The grisly murder of the 31-year-old editor, a fierce public critic of Mr. Kuchma, became post-Soviet Ukraine's most notorious crime case and marked a turning point in Mr. Kuchma's 10-year rule which ended in 2005.
First deputy prosecutor general Renat Kuzmin told a Kiev news conference that a criminal case had been opened against the 72-year-old Mr. Kuchma on suspicion "of involvement in illegal actions and the murder ... of Gongadze."
"Kuchma is suspected of abuse of power, of giving illegal instructions to the interior ministry's leadership which consequently led to the murder of the journalist," Mr. Kuzmin said. Restrictions had been placed on Mr. Kuchma's movements, he added.
Mr. Gongadze, whose Internet newspaper Ukrainska Pravda was sharply critical of Mr. Kuchma's term in office, disappeared in September 2000 in the capital Kiev. His headless body was found one and a half months later in woodland outside the city.
Last September, on the 10th anniversary of Mr. Gongadze's death, the state prosecutor named Yuri Kravchenko, who was interior minister at the time, as the person who had instigated and ordered Mr. Gongadze's killing.
In March 2005 Mr. Kravchenko was found dead at home from gunshot wounds which were officially said to be self-inflicted.
Two interior ministry officers are already in jail for their part in killing Mr. Gongadze, while a third person, former police general Oleksiy Pukach, is awaiting trial.
Mr. Gongadze's family and the political opposition have always said other powerful figures were behind his killing.
Mr. Kuchma, a former missile factory director in the Soviet period who served two terms as president from 1994 to 2005, has always denied any involvement in the journalist's death.
Mr. Kuchma's time in power was marked by the rise of Ukraine's super-rich oligarchs and violent "turf wars" among gangs fighting for control over newly privatized sections of the economy as the ex-Soviet republic opened up.
Mr. Gongadze appeared frequently on TV talk shows, accusing Kuchma of muzzling the free press - several journalists disappeared during his time in power - and involvement in sleaze and corruption.
Mr. Kuchma was 10 months into his second term when Mr. Gongadze disappeared - abducted in Kiev while on his way home, justice officials said. He had been apparently suffocated somewhere outside the city and his body doused in petrol and set ablaze.
But his murder refused to go away and haunted Mr. Kuchma's remaining years in power. In 2001, the New York-based Committee to Protect Journalists named Mr.

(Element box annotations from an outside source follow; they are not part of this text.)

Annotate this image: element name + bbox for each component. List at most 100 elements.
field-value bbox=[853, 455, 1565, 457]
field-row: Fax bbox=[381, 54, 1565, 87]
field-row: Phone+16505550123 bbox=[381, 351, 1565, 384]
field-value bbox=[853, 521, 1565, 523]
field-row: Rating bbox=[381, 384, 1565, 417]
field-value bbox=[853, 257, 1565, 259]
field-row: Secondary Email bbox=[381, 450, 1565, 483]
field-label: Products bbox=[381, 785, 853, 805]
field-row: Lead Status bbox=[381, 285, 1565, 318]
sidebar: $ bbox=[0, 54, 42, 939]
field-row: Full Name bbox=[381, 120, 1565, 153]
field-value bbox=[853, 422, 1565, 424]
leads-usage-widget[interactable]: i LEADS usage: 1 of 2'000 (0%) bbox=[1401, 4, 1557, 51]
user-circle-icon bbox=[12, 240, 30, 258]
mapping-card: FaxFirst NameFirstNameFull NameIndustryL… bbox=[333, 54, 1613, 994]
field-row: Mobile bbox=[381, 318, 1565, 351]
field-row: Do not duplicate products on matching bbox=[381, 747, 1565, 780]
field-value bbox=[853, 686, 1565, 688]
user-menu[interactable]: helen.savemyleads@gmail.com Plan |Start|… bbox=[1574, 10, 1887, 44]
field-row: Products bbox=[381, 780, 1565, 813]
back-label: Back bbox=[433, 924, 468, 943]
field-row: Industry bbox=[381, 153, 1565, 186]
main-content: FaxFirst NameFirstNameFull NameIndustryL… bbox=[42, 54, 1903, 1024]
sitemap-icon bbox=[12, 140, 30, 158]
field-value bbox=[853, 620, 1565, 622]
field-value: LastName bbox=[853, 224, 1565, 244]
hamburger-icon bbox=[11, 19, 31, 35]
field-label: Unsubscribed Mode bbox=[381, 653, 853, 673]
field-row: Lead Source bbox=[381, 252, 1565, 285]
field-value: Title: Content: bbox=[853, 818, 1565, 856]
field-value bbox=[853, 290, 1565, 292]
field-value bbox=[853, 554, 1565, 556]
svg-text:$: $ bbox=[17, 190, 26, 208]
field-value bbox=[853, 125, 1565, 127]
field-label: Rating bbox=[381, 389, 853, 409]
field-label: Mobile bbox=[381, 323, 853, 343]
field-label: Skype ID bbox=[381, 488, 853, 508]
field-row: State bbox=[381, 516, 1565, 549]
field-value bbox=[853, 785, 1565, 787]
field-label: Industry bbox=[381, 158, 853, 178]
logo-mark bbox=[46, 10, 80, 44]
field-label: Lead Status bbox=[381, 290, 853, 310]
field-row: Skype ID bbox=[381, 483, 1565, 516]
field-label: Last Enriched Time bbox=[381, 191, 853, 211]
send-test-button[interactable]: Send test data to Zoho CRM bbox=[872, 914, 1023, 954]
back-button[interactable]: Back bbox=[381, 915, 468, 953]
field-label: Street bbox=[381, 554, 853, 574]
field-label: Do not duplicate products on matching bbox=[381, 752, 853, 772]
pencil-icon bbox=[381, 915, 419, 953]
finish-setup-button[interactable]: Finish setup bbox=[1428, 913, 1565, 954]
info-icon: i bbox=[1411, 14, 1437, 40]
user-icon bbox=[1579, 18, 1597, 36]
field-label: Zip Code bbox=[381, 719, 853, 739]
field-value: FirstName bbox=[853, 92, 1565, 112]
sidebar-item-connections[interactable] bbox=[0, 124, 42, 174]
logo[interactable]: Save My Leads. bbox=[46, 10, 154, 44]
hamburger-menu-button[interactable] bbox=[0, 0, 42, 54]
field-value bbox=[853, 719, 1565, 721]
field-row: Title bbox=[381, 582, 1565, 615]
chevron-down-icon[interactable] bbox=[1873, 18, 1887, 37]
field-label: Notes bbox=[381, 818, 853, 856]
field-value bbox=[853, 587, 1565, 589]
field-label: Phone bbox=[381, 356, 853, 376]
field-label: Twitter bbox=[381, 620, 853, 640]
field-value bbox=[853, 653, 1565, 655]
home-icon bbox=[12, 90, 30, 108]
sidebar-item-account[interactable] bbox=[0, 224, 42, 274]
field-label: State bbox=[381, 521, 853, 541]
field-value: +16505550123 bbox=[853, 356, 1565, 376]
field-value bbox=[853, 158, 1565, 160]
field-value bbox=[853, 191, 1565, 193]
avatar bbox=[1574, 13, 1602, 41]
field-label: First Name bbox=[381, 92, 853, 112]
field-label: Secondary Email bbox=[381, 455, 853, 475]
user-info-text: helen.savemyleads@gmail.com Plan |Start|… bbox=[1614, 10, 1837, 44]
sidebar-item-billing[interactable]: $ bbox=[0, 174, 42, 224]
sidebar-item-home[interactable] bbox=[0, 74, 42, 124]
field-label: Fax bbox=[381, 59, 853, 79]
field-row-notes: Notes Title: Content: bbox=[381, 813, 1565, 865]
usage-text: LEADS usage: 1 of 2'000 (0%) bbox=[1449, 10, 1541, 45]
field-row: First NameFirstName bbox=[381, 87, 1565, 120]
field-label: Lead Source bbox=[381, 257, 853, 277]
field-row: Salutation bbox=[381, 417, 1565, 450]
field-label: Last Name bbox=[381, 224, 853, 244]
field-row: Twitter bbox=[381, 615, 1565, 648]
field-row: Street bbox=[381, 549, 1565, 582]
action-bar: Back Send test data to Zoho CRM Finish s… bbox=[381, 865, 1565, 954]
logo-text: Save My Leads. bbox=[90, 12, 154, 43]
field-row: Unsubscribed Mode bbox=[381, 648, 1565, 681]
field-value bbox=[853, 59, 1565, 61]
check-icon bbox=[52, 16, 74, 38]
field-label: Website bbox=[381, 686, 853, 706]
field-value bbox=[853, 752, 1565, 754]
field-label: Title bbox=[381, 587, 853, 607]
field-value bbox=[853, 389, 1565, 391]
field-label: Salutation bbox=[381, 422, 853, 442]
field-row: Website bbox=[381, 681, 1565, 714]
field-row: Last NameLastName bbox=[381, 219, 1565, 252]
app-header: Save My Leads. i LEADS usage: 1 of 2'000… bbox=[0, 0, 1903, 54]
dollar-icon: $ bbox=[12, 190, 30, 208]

Kuchma an "enemy of the press" and said MR. Gongadze's murder had "brought the plight of Ukrainian journalists into sharp focus."
The scandal took on new life when an opposition politician made public audio tapes that appeared to tie Mr. Kuchma to the killing.

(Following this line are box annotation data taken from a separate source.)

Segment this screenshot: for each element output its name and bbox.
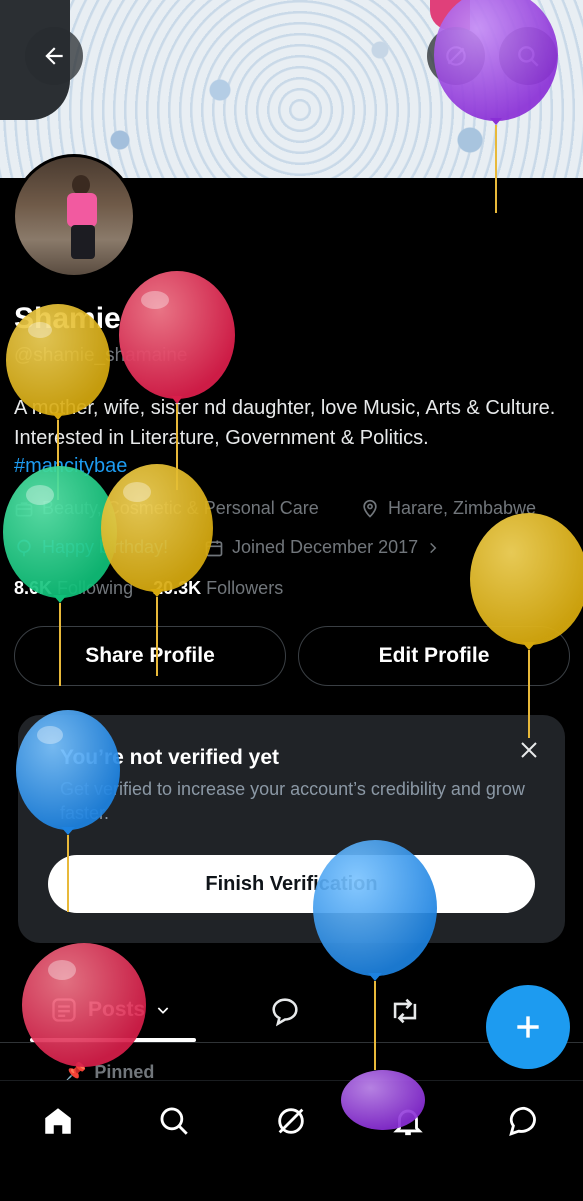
nav-home[interactable] <box>38 1101 78 1141</box>
bottom-nav <box>0 1080 583 1201</box>
location-label: Harare, Zimbabwe <box>388 498 537 518</box>
following-link[interactable]: 8.6K Following <box>14 578 133 598</box>
search-icon <box>518 46 539 67</box>
nav-grok[interactable] <box>271 1101 311 1141</box>
tab-posts[interactable]: Posts <box>50 996 171 1024</box>
avatar-detail <box>72 175 90 195</box>
bio-hashtag-link[interactable]: #mancitybae <box>14 455 127 478</box>
chevron-right-icon <box>430 542 437 553</box>
chevron-down-icon <box>157 1007 169 1014</box>
balloon-icon <box>17 539 31 556</box>
verification-description: Get verified to increase your account’s … <box>60 779 525 823</box>
location-pin-icon <box>363 499 377 518</box>
briefcase-icon <box>15 501 33 516</box>
reply-bubble-icon <box>272 998 298 1027</box>
tab-replies[interactable] <box>268 994 302 1033</box>
finish-verification-button[interactable]: Finish Verification <box>48 855 535 913</box>
share-profile-button[interactable]: Share Profile <box>14 626 286 686</box>
nav-notifications[interactable] <box>388 1101 428 1141</box>
banner-detail <box>430 0 470 30</box>
profile-birthday: Happy birthday! <box>14 537 168 558</box>
avatar-detail <box>71 225 95 259</box>
repost-icon <box>393 998 417 1024</box>
avatar[interactable] <box>12 154 136 278</box>
nav-search[interactable] <box>154 1101 194 1141</box>
nav-messages[interactable] <box>504 1101 544 1141</box>
avatar-image <box>15 157 133 275</box>
birthday-label: Happy birthday! <box>42 537 169 557</box>
profile-joined[interactable]: Joined December 2017 <box>204 537 440 558</box>
calendar-icon <box>205 540 223 556</box>
grok-icon <box>278 1108 304 1134</box>
close-icon <box>521 742 537 758</box>
grok-icon <box>446 46 466 66</box>
tab-posts-label: Posts <box>88 998 146 1021</box>
edit-profile-button[interactable]: Edit Profile <box>298 626 570 686</box>
profile-location: Harare, Zimbabwe <box>360 498 536 519</box>
profile-bio: A mother, wife, sister nd daughter, love… <box>14 397 556 449</box>
search-icon <box>160 1107 188 1135</box>
followers-link[interactable]: 20.3K Followers <box>153 578 283 598</box>
profile-name: Shamie <box>14 302 121 335</box>
verification-title: You’re not verified yet <box>60 746 279 769</box>
following-label: Following <box>57 578 134 598</box>
avatar-detail <box>67 193 97 227</box>
posts-icon <box>52 998 76 1022</box>
tab-reposts[interactable] <box>387 994 423 1033</box>
profile-category: Beauty, Cosmetic & Personal Care <box>14 498 319 519</box>
followers-count: 20.3K <box>153 578 202 598</box>
profile-handle: @shamie_shamaine <box>14 345 188 366</box>
back-button[interactable] <box>25 27 83 85</box>
category-label: Beauty, Cosmetic & Personal Care <box>42 498 319 518</box>
joined-label: Joined December 2017 <box>232 537 419 557</box>
bell-icon <box>393 1109 423 1136</box>
following-count: 8.6K <box>14 578 53 598</box>
search-button[interactable] <box>499 27 557 85</box>
profile-stats: 8.6K Following 20.3K Followers <box>14 578 283 599</box>
followers-label: Followers <box>206 578 284 598</box>
grok-button[interactable] <box>427 27 485 85</box>
message-icon <box>509 1106 536 1136</box>
home-icon <box>45 1108 71 1134</box>
plus-icon <box>517 1016 539 1038</box>
arrow-left-icon <box>45 47 63 65</box>
profile-banner[interactable] <box>0 0 583 178</box>
close-card-button[interactable] <box>517 738 541 767</box>
compose-button[interactable] <box>486 985 570 1069</box>
balloon <box>119 271 235 490</box>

The tapes were part of secret recordings made between 1998 and 2000 by a bodyguard in Mr. Kuchma's security staff who was granted asylum in the United States.
On the tapes, a voice that resembles that of Mr. Kuchma can be heard telling officials to "deal with" Mr. Gongadze.
The authenticity of the tapes has never been confirmed but Mr. Kuzmin said on Tuesday that they would be used "as material evidence."
The next stage of the process is investigation by law enforcement officers which should decide whether there are grounds to charge Mr. Kuchma with a crime or not.
One analyst suggested on Tuesday that the final outcome may be that Mr. Kuchma's name will be officially cleared.
"In the end it may turn out that things will suit Kuchma fine. He risks very little - there is no real direct proof against him," said Volodymyr Fesenko of the Penta thinktank.